Like anorexia and bulimia, this drug is another dangerous tactic many people resort to in an effort to lose weight. Meth is not only a powerful appetite suppressant, but it also provides energy which people on starvation diets generally lack. Ironically, a methamphetamine user is more likely to lose body weight in the form of muscle and bone density rather than body fat. Unfortunately, most do not take this into consideration, as they are simply concerned with the number on the scale and view the drug as an effective short cut to weight loss requiring much less effort than exercising or following a balanced diet.

Sexual Effects

Central nervous system stimulants such as meth can increase activity in the brain of the neurotransmitter dopamine. Dopamine has been termed the brain’s “pleasure center” and one effect of having elevated levels is the heightening of sexual feelings. Everything related to sex becomes more visceral and intense, including desire, physical sensations, and orgasms. As a result, meth has become popular among young people in the party scene, just like cocaine has been popular for decades for the same reason.

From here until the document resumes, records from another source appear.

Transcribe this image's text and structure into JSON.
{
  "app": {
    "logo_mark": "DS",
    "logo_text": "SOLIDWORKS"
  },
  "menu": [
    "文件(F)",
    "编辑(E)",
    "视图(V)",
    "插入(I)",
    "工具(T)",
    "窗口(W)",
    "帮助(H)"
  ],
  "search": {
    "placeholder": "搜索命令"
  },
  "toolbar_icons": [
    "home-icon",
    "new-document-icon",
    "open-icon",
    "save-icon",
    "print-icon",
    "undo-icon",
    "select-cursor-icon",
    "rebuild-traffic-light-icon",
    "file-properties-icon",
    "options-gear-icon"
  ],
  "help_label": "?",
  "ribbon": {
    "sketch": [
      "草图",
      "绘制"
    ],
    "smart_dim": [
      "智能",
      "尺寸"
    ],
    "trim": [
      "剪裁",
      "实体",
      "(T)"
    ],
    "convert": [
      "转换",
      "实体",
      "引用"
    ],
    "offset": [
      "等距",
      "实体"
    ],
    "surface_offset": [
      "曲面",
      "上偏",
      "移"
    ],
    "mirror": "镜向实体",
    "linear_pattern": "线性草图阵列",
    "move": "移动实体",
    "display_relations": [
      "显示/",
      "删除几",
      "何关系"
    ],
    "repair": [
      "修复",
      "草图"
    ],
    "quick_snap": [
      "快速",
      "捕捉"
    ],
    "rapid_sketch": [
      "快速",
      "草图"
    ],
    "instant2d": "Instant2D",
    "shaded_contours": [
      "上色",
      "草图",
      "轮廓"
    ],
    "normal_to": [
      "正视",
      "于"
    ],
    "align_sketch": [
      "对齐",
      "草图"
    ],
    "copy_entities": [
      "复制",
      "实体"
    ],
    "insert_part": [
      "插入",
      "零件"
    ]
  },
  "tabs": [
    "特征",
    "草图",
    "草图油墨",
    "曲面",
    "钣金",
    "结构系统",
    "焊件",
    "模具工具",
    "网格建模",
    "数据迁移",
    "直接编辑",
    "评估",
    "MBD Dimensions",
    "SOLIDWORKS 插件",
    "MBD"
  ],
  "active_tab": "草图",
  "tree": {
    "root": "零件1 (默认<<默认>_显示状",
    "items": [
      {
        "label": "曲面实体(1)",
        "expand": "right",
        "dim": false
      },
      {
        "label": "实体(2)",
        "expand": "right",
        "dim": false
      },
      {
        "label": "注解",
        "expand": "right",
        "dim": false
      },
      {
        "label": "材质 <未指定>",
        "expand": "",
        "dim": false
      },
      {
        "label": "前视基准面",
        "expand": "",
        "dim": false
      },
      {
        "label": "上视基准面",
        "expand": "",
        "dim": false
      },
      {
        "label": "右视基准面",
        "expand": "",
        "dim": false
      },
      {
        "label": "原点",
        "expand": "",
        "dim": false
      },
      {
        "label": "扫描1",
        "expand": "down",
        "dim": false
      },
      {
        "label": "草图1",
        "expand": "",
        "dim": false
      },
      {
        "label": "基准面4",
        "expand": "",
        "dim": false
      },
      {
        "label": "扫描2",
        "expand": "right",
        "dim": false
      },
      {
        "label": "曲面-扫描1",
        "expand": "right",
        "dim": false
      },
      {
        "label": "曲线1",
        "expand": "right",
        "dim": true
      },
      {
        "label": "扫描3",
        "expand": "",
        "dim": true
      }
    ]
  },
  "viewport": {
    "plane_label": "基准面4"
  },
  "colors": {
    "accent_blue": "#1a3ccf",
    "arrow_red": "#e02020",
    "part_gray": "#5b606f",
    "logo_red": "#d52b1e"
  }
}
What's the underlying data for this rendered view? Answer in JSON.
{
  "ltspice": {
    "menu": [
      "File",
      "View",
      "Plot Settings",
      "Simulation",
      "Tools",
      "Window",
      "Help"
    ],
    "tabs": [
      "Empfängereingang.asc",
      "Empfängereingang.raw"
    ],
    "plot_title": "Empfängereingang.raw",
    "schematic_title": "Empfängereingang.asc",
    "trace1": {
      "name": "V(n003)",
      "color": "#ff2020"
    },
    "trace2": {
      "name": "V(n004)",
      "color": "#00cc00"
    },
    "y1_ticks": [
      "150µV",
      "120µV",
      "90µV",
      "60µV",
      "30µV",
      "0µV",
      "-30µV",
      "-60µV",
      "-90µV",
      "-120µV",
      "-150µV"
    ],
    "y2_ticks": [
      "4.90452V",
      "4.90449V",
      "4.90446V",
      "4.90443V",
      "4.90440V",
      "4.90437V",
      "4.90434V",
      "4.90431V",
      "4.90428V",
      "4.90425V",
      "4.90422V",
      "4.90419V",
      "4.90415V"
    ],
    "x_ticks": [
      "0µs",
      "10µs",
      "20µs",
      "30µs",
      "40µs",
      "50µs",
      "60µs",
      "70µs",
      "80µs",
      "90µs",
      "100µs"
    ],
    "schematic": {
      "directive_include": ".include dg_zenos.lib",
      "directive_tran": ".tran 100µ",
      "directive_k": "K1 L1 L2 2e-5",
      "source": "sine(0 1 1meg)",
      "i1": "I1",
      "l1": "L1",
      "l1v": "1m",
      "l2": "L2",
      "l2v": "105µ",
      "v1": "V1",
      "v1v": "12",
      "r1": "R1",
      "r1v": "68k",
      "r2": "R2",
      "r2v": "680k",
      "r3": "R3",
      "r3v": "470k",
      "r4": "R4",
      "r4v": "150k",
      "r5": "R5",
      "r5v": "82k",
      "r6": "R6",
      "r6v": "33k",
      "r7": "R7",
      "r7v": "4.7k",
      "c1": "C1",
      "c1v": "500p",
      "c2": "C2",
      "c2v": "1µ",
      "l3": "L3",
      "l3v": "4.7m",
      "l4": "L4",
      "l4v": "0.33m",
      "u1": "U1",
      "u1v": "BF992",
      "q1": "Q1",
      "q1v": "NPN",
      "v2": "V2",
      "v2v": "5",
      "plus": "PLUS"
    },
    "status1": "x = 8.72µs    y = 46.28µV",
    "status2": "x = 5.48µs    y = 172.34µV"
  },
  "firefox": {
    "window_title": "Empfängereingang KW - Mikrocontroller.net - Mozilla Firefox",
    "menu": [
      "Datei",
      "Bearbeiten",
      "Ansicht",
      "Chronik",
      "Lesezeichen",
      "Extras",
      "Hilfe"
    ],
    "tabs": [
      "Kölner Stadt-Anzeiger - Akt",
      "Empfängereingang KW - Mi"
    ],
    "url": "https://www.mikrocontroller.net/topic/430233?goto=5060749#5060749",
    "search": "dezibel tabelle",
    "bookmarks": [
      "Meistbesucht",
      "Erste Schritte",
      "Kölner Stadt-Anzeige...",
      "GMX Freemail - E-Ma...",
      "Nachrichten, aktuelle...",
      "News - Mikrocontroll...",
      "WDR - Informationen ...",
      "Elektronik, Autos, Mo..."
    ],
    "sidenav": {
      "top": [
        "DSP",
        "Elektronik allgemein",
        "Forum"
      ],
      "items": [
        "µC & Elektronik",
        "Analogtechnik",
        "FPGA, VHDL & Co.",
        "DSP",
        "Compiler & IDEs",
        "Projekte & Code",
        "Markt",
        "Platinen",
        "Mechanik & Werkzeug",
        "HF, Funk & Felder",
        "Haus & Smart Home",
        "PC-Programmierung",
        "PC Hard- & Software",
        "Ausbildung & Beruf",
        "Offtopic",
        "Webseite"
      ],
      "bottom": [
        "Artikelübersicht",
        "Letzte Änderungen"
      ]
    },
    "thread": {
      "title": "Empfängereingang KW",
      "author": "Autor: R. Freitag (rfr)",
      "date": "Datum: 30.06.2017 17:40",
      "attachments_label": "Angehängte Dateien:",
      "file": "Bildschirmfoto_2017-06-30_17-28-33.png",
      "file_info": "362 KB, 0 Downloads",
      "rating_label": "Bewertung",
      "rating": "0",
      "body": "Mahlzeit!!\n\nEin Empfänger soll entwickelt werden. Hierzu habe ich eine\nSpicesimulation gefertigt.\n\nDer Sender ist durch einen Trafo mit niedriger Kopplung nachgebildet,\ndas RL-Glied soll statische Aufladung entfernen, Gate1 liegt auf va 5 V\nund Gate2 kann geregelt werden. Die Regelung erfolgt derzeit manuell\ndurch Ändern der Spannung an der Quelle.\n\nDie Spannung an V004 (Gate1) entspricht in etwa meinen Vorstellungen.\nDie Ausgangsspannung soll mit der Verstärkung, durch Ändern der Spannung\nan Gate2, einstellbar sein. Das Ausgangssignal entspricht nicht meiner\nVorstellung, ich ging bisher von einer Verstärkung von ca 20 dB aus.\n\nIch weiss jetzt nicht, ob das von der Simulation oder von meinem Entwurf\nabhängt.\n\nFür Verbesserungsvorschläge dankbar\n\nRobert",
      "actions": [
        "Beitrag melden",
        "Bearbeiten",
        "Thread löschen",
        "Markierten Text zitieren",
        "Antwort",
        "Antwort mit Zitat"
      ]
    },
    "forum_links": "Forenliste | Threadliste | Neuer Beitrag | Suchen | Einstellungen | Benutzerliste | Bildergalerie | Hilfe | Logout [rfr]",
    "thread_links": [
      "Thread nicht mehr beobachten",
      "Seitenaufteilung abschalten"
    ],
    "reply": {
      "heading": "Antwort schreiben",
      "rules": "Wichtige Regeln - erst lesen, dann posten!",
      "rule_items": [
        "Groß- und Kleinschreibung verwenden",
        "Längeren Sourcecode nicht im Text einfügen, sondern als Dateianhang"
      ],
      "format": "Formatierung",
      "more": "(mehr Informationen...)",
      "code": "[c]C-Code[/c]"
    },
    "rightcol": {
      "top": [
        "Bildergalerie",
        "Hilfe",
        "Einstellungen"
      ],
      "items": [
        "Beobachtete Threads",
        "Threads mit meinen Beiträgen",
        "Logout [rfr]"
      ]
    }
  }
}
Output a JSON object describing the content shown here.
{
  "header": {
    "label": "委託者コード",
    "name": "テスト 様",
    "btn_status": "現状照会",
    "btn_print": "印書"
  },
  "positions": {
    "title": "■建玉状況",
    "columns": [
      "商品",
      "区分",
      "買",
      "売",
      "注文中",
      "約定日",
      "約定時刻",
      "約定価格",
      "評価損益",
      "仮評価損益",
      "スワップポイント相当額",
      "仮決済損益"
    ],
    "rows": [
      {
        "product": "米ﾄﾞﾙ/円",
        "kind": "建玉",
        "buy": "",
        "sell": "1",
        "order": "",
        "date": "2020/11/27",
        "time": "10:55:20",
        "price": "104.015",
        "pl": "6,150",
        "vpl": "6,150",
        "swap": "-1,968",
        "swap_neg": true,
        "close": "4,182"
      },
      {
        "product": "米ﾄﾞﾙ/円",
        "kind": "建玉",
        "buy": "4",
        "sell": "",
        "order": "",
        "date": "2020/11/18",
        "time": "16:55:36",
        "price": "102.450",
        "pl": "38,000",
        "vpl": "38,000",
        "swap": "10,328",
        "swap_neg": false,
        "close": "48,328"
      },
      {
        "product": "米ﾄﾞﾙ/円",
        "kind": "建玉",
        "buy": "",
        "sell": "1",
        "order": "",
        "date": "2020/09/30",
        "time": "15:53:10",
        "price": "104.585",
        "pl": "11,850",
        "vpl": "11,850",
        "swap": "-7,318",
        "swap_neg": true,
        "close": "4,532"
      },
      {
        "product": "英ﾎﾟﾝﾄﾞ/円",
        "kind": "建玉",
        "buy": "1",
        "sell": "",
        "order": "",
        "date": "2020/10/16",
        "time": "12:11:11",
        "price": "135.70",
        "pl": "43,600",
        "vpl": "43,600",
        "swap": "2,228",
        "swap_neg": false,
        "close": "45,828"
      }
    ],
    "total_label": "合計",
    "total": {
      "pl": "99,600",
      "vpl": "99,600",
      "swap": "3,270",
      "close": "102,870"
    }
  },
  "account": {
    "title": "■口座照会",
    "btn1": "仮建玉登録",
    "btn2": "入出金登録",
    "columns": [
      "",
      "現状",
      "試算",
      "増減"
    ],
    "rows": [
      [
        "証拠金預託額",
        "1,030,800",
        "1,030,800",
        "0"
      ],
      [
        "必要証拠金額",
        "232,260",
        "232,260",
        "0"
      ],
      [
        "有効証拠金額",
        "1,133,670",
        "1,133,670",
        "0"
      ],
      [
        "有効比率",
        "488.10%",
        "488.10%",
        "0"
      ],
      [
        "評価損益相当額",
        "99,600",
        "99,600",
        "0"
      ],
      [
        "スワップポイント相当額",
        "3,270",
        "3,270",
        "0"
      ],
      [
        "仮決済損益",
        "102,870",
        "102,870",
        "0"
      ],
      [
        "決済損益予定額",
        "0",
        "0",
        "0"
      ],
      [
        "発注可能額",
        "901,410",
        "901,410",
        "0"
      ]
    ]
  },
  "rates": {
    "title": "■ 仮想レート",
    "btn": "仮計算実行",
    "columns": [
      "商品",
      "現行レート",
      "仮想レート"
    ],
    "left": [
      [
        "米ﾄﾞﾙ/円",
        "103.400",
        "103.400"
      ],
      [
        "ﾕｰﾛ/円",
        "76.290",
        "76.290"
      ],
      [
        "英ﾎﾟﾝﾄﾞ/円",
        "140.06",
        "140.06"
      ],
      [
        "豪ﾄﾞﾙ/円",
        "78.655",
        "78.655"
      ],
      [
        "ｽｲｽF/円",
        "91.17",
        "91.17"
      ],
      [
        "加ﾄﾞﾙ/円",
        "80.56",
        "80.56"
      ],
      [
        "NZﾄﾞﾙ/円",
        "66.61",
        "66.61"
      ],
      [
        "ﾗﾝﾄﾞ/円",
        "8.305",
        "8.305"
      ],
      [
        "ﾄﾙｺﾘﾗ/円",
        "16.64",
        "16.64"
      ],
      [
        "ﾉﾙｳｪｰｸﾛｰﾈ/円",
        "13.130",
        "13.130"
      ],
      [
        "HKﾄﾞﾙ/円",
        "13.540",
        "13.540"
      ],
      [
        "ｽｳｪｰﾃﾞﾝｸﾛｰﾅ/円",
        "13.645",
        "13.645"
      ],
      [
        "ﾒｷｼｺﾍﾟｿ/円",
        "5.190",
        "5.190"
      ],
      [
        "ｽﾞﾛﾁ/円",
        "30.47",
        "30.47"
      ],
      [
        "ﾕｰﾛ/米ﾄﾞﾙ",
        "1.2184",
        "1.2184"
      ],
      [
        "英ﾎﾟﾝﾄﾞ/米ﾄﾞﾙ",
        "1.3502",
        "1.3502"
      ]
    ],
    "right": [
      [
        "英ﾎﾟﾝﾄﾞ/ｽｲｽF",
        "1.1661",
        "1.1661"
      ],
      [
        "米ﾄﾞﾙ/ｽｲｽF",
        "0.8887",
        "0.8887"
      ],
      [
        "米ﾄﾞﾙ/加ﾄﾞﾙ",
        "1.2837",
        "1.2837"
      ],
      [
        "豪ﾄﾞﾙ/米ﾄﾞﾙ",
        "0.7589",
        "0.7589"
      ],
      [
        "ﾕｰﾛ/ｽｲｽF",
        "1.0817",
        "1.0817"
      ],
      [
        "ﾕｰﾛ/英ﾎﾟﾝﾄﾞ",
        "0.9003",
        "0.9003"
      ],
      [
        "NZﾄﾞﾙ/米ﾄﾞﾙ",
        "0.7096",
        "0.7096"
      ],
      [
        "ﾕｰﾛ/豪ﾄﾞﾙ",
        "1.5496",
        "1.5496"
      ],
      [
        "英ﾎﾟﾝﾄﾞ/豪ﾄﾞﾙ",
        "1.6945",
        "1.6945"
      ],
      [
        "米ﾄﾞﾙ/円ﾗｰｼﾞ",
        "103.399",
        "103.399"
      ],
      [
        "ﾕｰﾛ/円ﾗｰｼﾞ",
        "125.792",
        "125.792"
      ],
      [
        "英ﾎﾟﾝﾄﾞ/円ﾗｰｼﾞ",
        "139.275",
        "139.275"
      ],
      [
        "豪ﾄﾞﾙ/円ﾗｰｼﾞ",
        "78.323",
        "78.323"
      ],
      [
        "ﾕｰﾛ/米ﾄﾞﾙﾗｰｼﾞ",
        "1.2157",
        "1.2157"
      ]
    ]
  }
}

Typically, when people use a drug for the first time, they do so impulsively, thinking only of the short-term pleasure or perceived benefit they will receive and paying little attention to potential long-term consequences. They don’t determine what the pros and cons are and use this information to make a rational and logical decision. If they did, there would be a lot fewer users out there. Few first-time meth users picture themselves two years down the road in an emaciated mug shot, appearing ten years older than their actual age, when they are taking that first hit. That is why anti-drug education is so vital for our youth.

For anyone who has succumbed to using this dangerous drug, no matter the reason, help is available. Inpatient treatment programs can help you rid yourself of this addiction before it takes over your life. If you’re wondering when you should check into one of these programs, the answer is now. As in today. The longer you wait to get help, the longer and harder the road to recovery will be.